Perhaps we do not know the whole story as you said but what do we know? we know the police went to the wrong house so it is a mistake on their part. OOps sorry. I wasn't reading correctly. I gather it is the same house but it is the basement suite that the domestic violence occurred.
You don't know the whole story yourself and yet you make assumptions that the guy and the wife are milking it to get sympathy and public outcry which could justifiably be so if indeed he was wrongly mistreated. In any event, there has been too many examples of excessive police force used to restrain a person who resist arrest. The mere act of asking questions, and hesitating can be construed as resisting arrest. You tell me how much force it takes to inflict damage like that on his face and eye. Perhaps then you can show your bruised ego and your ugly face as well.


----------



## TCR (Jul 13, 2010)

LOL ... this is a game of telephone... it says wrong entrance of home!!!! not wrong house.. could imply an illegal suite.. also what was he doing up at 2 somithing AM.. so that is there in defence of the RCMP.. it the suite isnt regerstered how can they know it is a diff household.. 

Tho i really feel as tho THAT is excessive force.. does this guy speak fluent english as well as there could have been mis interprataion in that case they should be trained to handle that better.. 

that is what i can say for the RCMP... there should be heavier justice on the RCMP as they are in the public eye and should be made an examlpe of


----------



## 123mars (Jul 7, 2010)

Being a police officer is a dangerous job. Would you like to knock on doors in the middle of the night in a shady area for a domestic dispute? You have to make split second decisions that you have to live with.

By the very nature of the job you encounter violent offenders, mental health cases, drug addicts and so on. Occasionally force needs to be used. The problem here is not the police using excessive force it is all the lawyers working for the crown on the defense side, racking up a bill on our dime. It is the newspapers and tv and radio trying to sell ad time by pumping up stories, it is the judicial system that lets criminals walk or serve sentences "in the community", it is the government funded non governmental organisations such as DERA and so on promoting poverty and substance abuse as a legimate lifestyle and I could go on and on.

Read the book "Blink" by Malcolm Gladwell since it discusses the one or two seconds these officers probably has to make a decision on how to handle this man.

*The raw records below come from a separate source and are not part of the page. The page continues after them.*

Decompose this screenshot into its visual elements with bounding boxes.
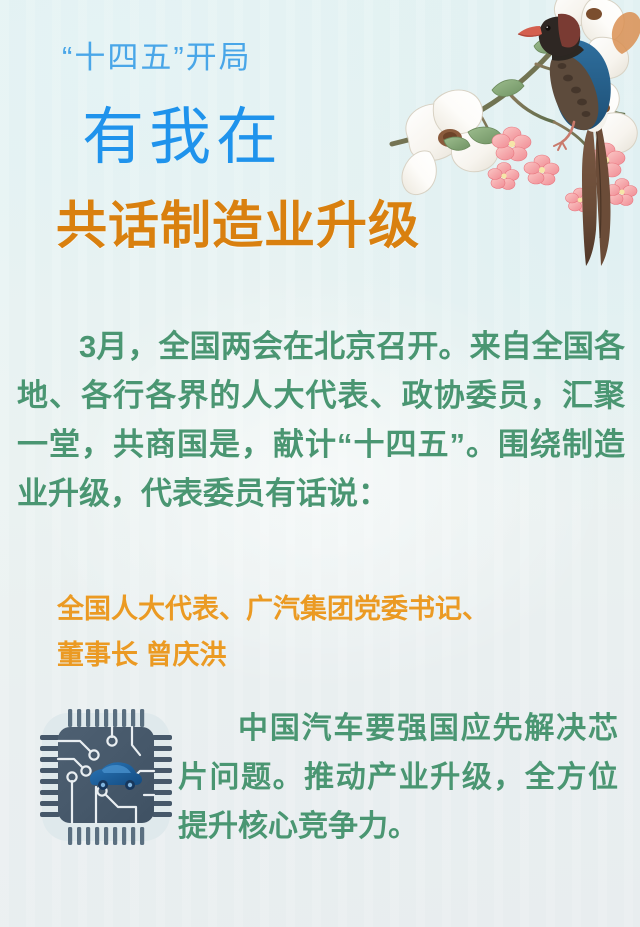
poster-subheadline: 共话制造业升级 [56,200,420,251]
chip-car-icon [36,703,176,851]
intro-paragraph: 3月，全国两会在北京召开。来自全国各地、各行各界的人大代表、政协委员，汇聚一堂，… [17,322,625,518]
poster-headline: 有我在 [82,107,283,169]
speaker-name-line-2: 董事长 曾庆洪 [57,632,617,678]
bird-magnolia-illustration [384,0,640,272]
speaker-title-block: 全国人大代表、广汽集团党委书记、 董事长 曾庆洪 [57,586,617,678]
quote-text: 中国汽车要强国应先解决芯片问题。推动产业升级，全方位提升核心竞争力。 [178,704,618,851]
poster-canvas: “十四五”开局 有我在 共话制造业升级 3月，全国两会在北京召开。来自全国各地、… [0,0,640,927]
poster-kicker: “十四五”开局 [62,42,252,73]
quote-block: 中国汽车要强国应先解决芯片问题。推动产业升级，全方位提升核心竞争力。 [0,700,640,870]
speaker-title-line-1: 全国人大代表、广汽集团党委书记、 [57,594,489,624]
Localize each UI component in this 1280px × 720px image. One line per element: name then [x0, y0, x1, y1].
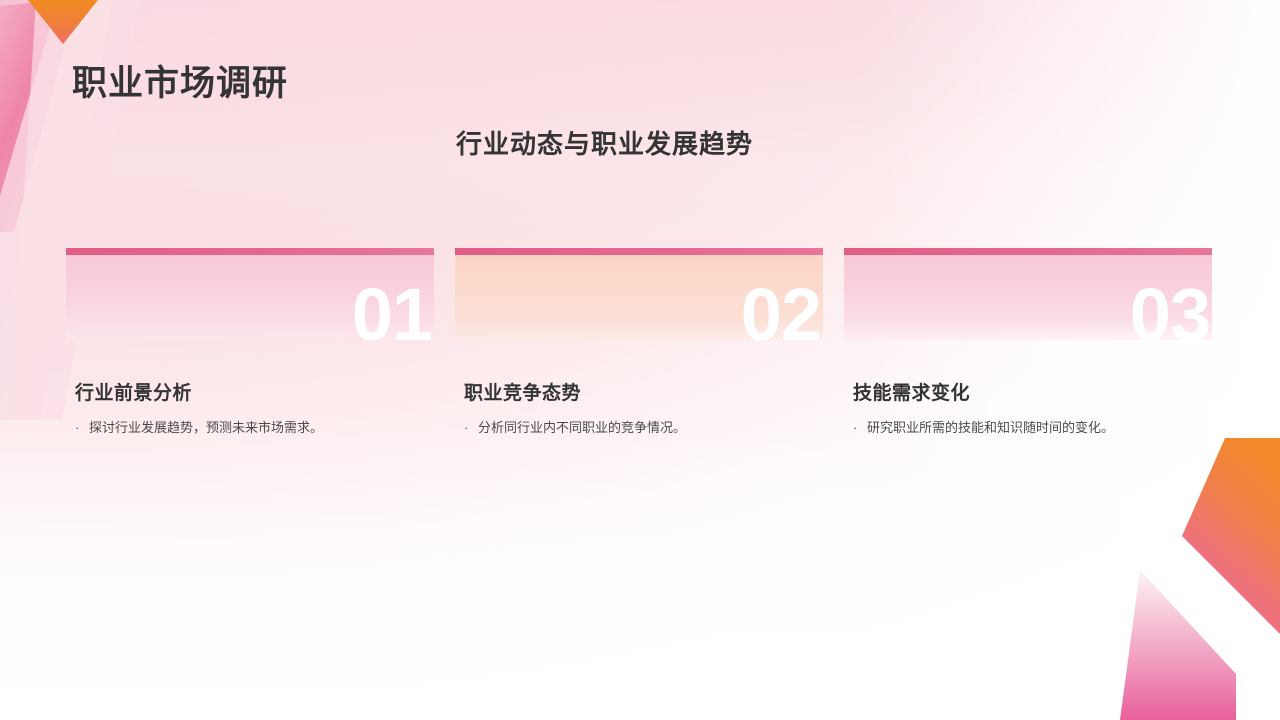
caption-bullet-item: · 探讨行业发展趋势，预测未来市场需求。	[75, 418, 434, 438]
caption-block-01: 行业前景分析 · 探讨行业发展趋势，预测未来市场需求。	[66, 378, 434, 438]
number-card-03[interactable]: 03	[844, 248, 1212, 340]
page-subtitle: 行业动态与职业发展趋势	[456, 124, 753, 161]
caption-block-02: 职业竞争态势 · 分析同行业内不同职业的竞争情况。	[455, 378, 823, 438]
card-body: 02	[455, 255, 823, 340]
bullet-dot-icon: ·	[75, 418, 89, 438]
page-title: 职业市场调研	[72, 55, 288, 106]
caption-title: 行业前景分析	[75, 378, 434, 405]
card-number-label: 02	[741, 278, 821, 352]
caption-bullet-text: 探讨行业发展趋势，预测未来市场需求。	[89, 418, 434, 438]
caption-block-03: 技能需求变化 · 研究职业所需的技能和知识随时间的变化。	[844, 378, 1212, 438]
caption-bullet-item: · 分析同行业内不同职业的竞争情况。	[464, 418, 823, 438]
caption-title: 职业竞争态势	[464, 378, 823, 405]
card-captions-row: 行业前景分析 · 探讨行业发展趋势，预测未来市场需求。 职业竞争态势 · 分析同…	[66, 378, 1212, 438]
bullet-dot-icon: ·	[853, 418, 867, 438]
card-accent-bar	[455, 248, 823, 255]
background-bottom-tint	[0, 420, 1280, 720]
card-accent-bar	[844, 248, 1212, 255]
card-accent-bar	[66, 248, 434, 255]
number-card-01[interactable]: 01	[66, 248, 434, 340]
card-body: 01	[66, 255, 434, 340]
number-cards-row: 01 02 03	[66, 248, 1212, 340]
caption-bullet-item: · 研究职业所需的技能和知识随时间的变化。	[853, 418, 1212, 438]
card-number-label: 01	[352, 278, 432, 352]
card-number-label: 03	[1130, 278, 1210, 352]
number-card-02[interactable]: 02	[455, 248, 823, 340]
caption-title: 技能需求变化	[853, 378, 1212, 405]
bullet-dot-icon: ·	[464, 418, 478, 438]
caption-bullet-text: 研究职业所需的技能和知识随时间的变化。	[867, 418, 1212, 438]
card-body: 03	[844, 255, 1212, 340]
caption-bullet-text: 分析同行业内不同职业的竞争情况。	[478, 418, 823, 438]
slide-canvas: 职业市场调研 行业动态与职业发展趋势 01 02 03 行业前景分析	[0, 0, 1280, 720]
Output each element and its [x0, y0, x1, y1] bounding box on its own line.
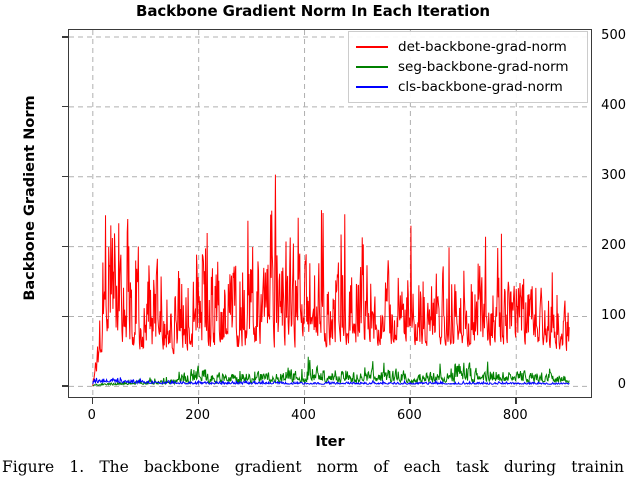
x-tick-mark — [515, 398, 517, 404]
x-tick-label: 400 — [274, 408, 334, 423]
figure-container: Backbone Gradient Norm In Each Iteration… — [0, 0, 626, 486]
x-tick-mark — [198, 398, 200, 404]
legend-label: seg-backbone-grad-norm — [398, 59, 569, 75]
x-tick-mark — [304, 398, 306, 404]
legend-label: det-backbone-grad-norm — [398, 39, 567, 55]
x-tick-label: 600 — [379, 408, 439, 423]
legend-item[interactable]: seg-backbone-grad-norm — [356, 57, 580, 77]
x-axis-label: Iter — [68, 434, 592, 450]
y-axis-label: Backbone Gradient Norm — [22, 83, 38, 313]
legend-color-swatch — [356, 46, 388, 48]
legend-color-swatch — [356, 66, 388, 68]
x-tick-label: 800 — [485, 408, 545, 423]
x-tick-mark — [409, 398, 411, 404]
x-tick-label: 0 — [62, 408, 122, 423]
figure-caption: Figure 1. The backbone gradient norm of … — [0, 458, 626, 476]
legend-item[interactable]: det-backbone-grad-norm — [356, 37, 580, 57]
chart-legend: det-backbone-grad-normseg-backbone-grad-… — [348, 31, 588, 103]
legend-label: cls-backbone-grad-norm — [398, 79, 563, 95]
legend-item[interactable]: cls-backbone-grad-norm — [356, 77, 580, 97]
x-tick-mark — [92, 398, 94, 404]
x-tick-label: 200 — [168, 408, 228, 423]
legend-color-swatch — [356, 86, 388, 88]
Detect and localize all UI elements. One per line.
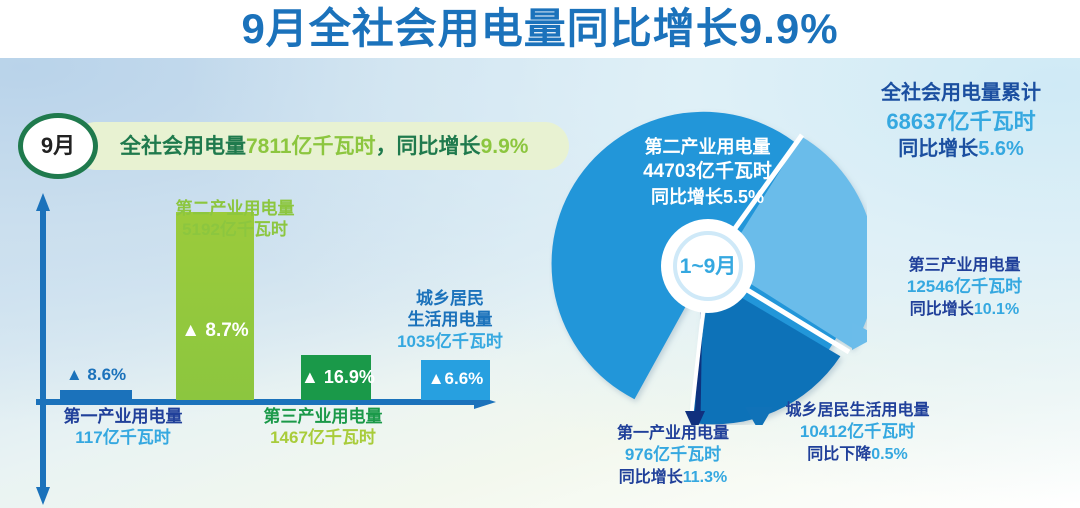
donut-label-resident-growth: 同比下降0.5% [750, 444, 965, 465]
month-badge-label: 9月 [41, 135, 75, 157]
page-title: 9月全社会用电量同比增长9.9% [241, 8, 838, 50]
bar-caption-resident-line1: 城乡居民 [370, 288, 530, 309]
donut-label-resident-value: 10412亿千瓦时 [750, 421, 965, 443]
donut-label-primary-name: 第一产业用电量 [578, 423, 768, 444]
donut-center-hub: 1~9月 [667, 225, 749, 307]
cumulative-summary: 全社会用电量累计 68637亿千瓦时 同比增长5.6% [845, 80, 1077, 163]
cumulative-summary-growth: 同比增长5.6% [845, 136, 1077, 163]
bar-primary-industry-pct: ▲ 8.6% [60, 365, 132, 385]
bar-caption-secondary-industry: 第二产业用电量 5192亿千瓦时 [140, 198, 330, 241]
bar-caption-primary-industry-value: 117亿千瓦时 [33, 427, 213, 448]
bar-caption-primary-industry-name: 第一产业用电量 [33, 406, 213, 427]
donut-pointer-tertiary-icon [852, 322, 867, 350]
infographic-root: 9月全社会用电量同比增长9.9% 全社会用电量7811亿千瓦时，同比增长9.9%… [0, 0, 1080, 508]
month-banner: 全社会用电量7811亿千瓦时，同比增长9.9% [72, 122, 569, 170]
donut-label-resident-growth-pct: 0.5% [871, 446, 907, 463]
bar-caption-tertiary-industry-name: 第三产业用电量 [228, 406, 418, 427]
cumulative-summary-title: 全社会用电量累计 [845, 80, 1077, 107]
bar-caption-secondary-industry-name: 第二产业用电量 [140, 198, 330, 219]
title-bar: 9月全社会用电量同比增长9.9% [0, 0, 1080, 58]
donut-label-tertiary-industry: 第三产业用电量 12546亿千瓦时 同比增长10.1% [852, 255, 1077, 320]
month-badge: 9月 [18, 113, 98, 179]
donut-label-resident-growth-label: 同比下降 [807, 446, 871, 463]
bar-caption-tertiary-industry-value: 1467亿千瓦时 [228, 427, 418, 448]
banner-growth: 9.9% [481, 135, 529, 158]
bar-resident-consumption-pct: ▲6.6% [421, 369, 490, 389]
cumulative-summary-growth-pct: 5.6% [978, 138, 1024, 160]
bar-caption-resident-line2: 生活用电量 [370, 309, 530, 330]
donut-label-primary-growth-pct: 11.3% [683, 469, 727, 486]
banner-prefix: 全社会用电量 [120, 135, 246, 158]
donut-label-tertiary-growth-label: 同比增长 [910, 301, 974, 318]
donut-label-primary-value: 976亿千瓦时 [578, 444, 768, 466]
donut-label-resident-consumption: 城乡居民生活用电量 10412亿千瓦时 同比下降0.5% [750, 400, 965, 465]
donut-center-label: 1~9月 [680, 256, 737, 277]
banner-value: 7811亿千瓦时 [246, 135, 376, 158]
donut-label-resident-name: 城乡居民生活用电量 [750, 400, 965, 421]
banner-mid: ，同比增长 [376, 135, 481, 158]
month-banner-text: 全社会用电量7811亿千瓦时，同比增长9.9% [120, 136, 528, 157]
donut-chart: 1~9月 [549, 107, 867, 425]
donut-label-primary-growth: 同比增长11.3% [578, 467, 768, 488]
bar-tertiary-industry-pct: ▲ 16.9% [301, 367, 371, 388]
cumulative-summary-value: 68637亿千瓦时 [845, 107, 1077, 136]
bar-caption-resident-consumption: 城乡居民 生活用电量 1035亿千瓦时 [370, 288, 530, 352]
donut-label-primary-industry: 第一产业用电量 976亿千瓦时 同比增长11.3% [578, 423, 768, 488]
bar-resident-consumption: ▲6.6% [421, 360, 490, 400]
donut-label-primary-growth-label: 同比增长 [619, 469, 683, 486]
bar-caption-resident-value: 1035亿千瓦时 [370, 331, 530, 352]
donut-label-tertiary-name: 第三产业用电量 [852, 255, 1077, 276]
bar-secondary-industry-pct: ▲ 8.7% [176, 320, 254, 342]
donut-label-tertiary-growth: 同比增长10.1% [852, 299, 1077, 320]
bar-tertiary-industry: ▲ 16.9% [301, 355, 371, 400]
bar-caption-tertiary-industry: 第三产业用电量 1467亿千瓦时 [228, 406, 418, 449]
cumulative-summary-growth-label: 同比增长 [898, 138, 978, 160]
donut-label-tertiary-growth-pct: 10.1% [974, 301, 1019, 318]
bar-primary-industry [60, 390, 132, 400]
bar-caption-secondary-industry-value: 5192亿千瓦时 [140, 219, 330, 240]
donut-label-tertiary-value: 12546亿千瓦时 [852, 276, 1077, 298]
bar-caption-primary-industry: 第一产业用电量 117亿千瓦时 [33, 406, 213, 449]
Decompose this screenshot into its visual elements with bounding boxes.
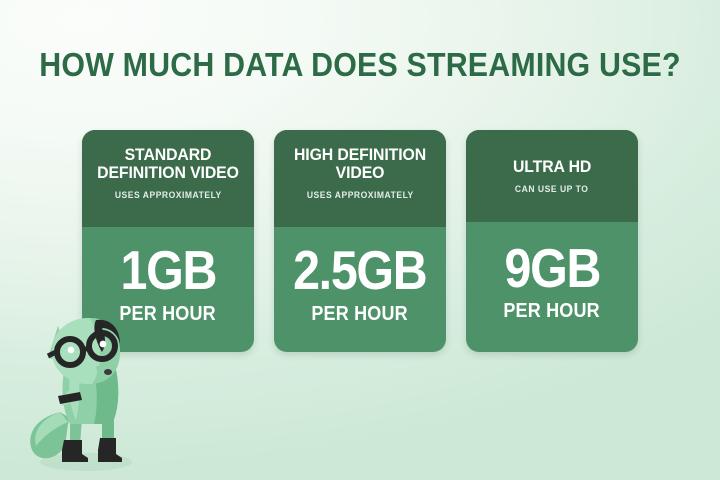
mascot-boot-left	[62, 440, 88, 462]
card-title: STANDARD DEFINITION VIDEO	[95, 146, 240, 181]
data-usage-card-high-definition: HIGH DEFINITION VIDEO USES APPROXIMATELY…	[274, 130, 446, 352]
card-subtitle: CAN USE UP TO	[515, 184, 588, 194]
card-header: HIGH DEFINITION VIDEO USES APPROXIMATELY	[274, 130, 446, 227]
card-subtitle: USES APPROXIMATELY	[307, 190, 414, 200]
card-title: ULTRA HD	[513, 146, 591, 176]
card-amount-value: 1GB	[120, 245, 216, 296]
card-amount-unit: PER HOUR	[504, 300, 600, 323]
mascot-boot-right	[98, 438, 122, 462]
fox-mascot-illustration	[18, 300, 158, 480]
infographic-canvas: HOW MUCH DATA DOES STREAMING USE? STANDA…	[0, 0, 720, 480]
data-usage-card-ultra-hd: ULTRA HD CAN USE UP TO 9GB PER HOUR	[466, 130, 638, 352]
card-subtitle: USES APPROXIMATELY	[115, 190, 222, 200]
card-amount-unit: PER HOUR	[312, 303, 408, 326]
mascot-nose	[104, 369, 112, 375]
mascot-eye-left	[68, 347, 75, 354]
card-header: ULTRA HD CAN USE UP TO	[466, 130, 638, 222]
card-title: HIGH DEFINITION VIDEO	[287, 146, 432, 181]
card-amount-value: 2.5GB	[293, 245, 426, 296]
card-body: 9GB PER HOUR	[466, 222, 638, 352]
data-usage-card-list: STANDARD DEFINITION VIDEO USES APPROXIMA…	[82, 130, 638, 352]
card-amount-value: 9GB	[504, 243, 600, 294]
card-body: 2.5GB PER HOUR	[274, 227, 446, 352]
mascot-eye-right	[100, 341, 107, 348]
card-header: STANDARD DEFINITION VIDEO USES APPROXIMA…	[82, 130, 254, 227]
page-title: HOW MUCH DATA DOES STREAMING USE?	[29, 48, 691, 81]
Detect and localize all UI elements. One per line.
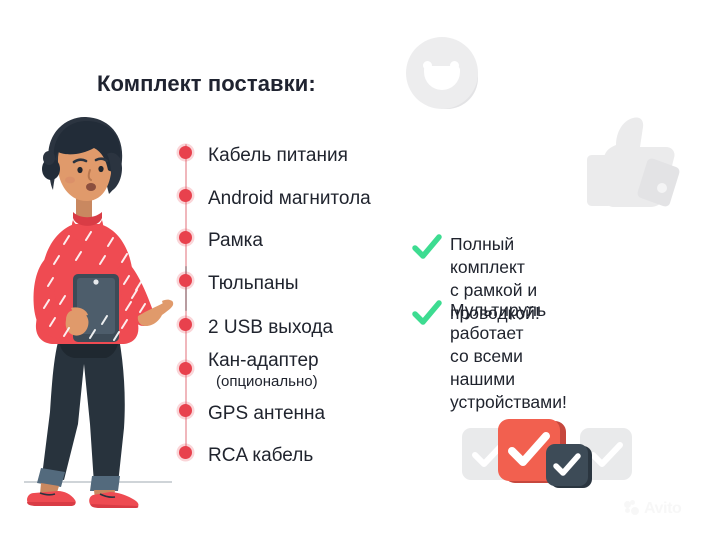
list-connector-line-dark [185,266,187,311]
check-icon [412,234,442,264]
bullet-dot [179,404,192,417]
checkbox-card-dark [546,444,588,486]
bullet-dot [179,446,192,459]
list-item-label: Кан-адаптер [208,351,319,370]
bullet-dot [179,231,192,244]
smiley-face-icon [406,37,478,109]
list-item-label: 2 USB выхода [208,318,333,337]
promo-banner: Комплект поставки: Кабель питания Androi… [0,0,720,540]
checkbox-cards-icon [462,414,632,488]
list-item-label: Тюльпаны [208,274,299,293]
delivery-set-list: Кабель питания Android магнитола Рамка Т… [172,126,472,466]
bullet-dot [179,274,192,287]
benefit-text: Мультируль работает со всеми нашими устр… [450,299,567,414]
bullet-dot [179,146,192,159]
list-item-label: Рамка [208,231,263,250]
thumbs-up-icon [578,115,682,215]
avito-watermark-text: Avito [644,501,681,517]
bullet-dot [179,362,192,375]
page-title: Комплект поставки: [97,71,316,97]
list-item-label: Android магнитола [208,189,371,208]
woman-with-tablet-illustration [14,112,178,508]
avito-watermark: Avito [624,500,681,517]
bullet-dot [179,189,192,202]
list-item-label: RCA кабель [208,446,313,465]
list-item-sublabel: (опционально) [216,374,318,389]
avito-logo-icon [624,500,641,517]
list-item-label: Кабель питания [208,146,348,165]
check-icon [412,300,442,330]
bullet-dot [179,318,192,331]
list-item-label: GPS антенна [208,404,325,423]
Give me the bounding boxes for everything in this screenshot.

It will be a real eye opener and you will look at this case differently.


----------



## Luke78 (Apr 24, 2010)

123 mars, you said it exactly as i would have put it.The police are just one piece of this puzzle.Ive been in some of those situations where all you have is a mere second to make a call that effects so many peoples lives, not a fun place whatsover.These days theres way to many armchair quarterbacks making the calls.



123mars said:


> Being a police officer is a dangerous job. Would you like to knock on doors in the middle of the night in a shady area for a domestic dispute? You have to make split second decisions that you have to live with.
> 
> By the very nature of the job you encounter violent offenders, mental health cases, drug addicts and so on. Occasionally force needs to be used. The problem here is not the police using excessive force it is all the lawyers working for the crown on the defense side, racking up a bill on our dime. It is the newspapers and tv and radio trying to sell ad time by pumping up stories, it is the judicial system that lets criminals walk or serve sentences "in the community", it is the government funded non governmental organisations such as DERA and so on promoting poverty and substance abuse as a legimate lifestyle and I could go on and on.
> 
> Read the book "Blink" by Malcolm Gladwell since it discusses the one or two seconds these officers probably has to make a decision on how to handle this man. It will be a real eye opener and you will look at this case differently.


----------



## Mferko (Jun 8, 2010)

oh come on, did you see the size of the little guy they beat up? they couldnt have spoken to his wife before beating the crap out of him? if cops showed up at my house in the middle of the night i'd probably ask what the hell it was all about, and they could call that resisting... they were there to solve a domestic dispute they ended up beating up an innocent man, theres no excuse for that. even if the job requires them to make some hard decisions they need to be held accountable when they make the wrong ones, just like everyone else.


----------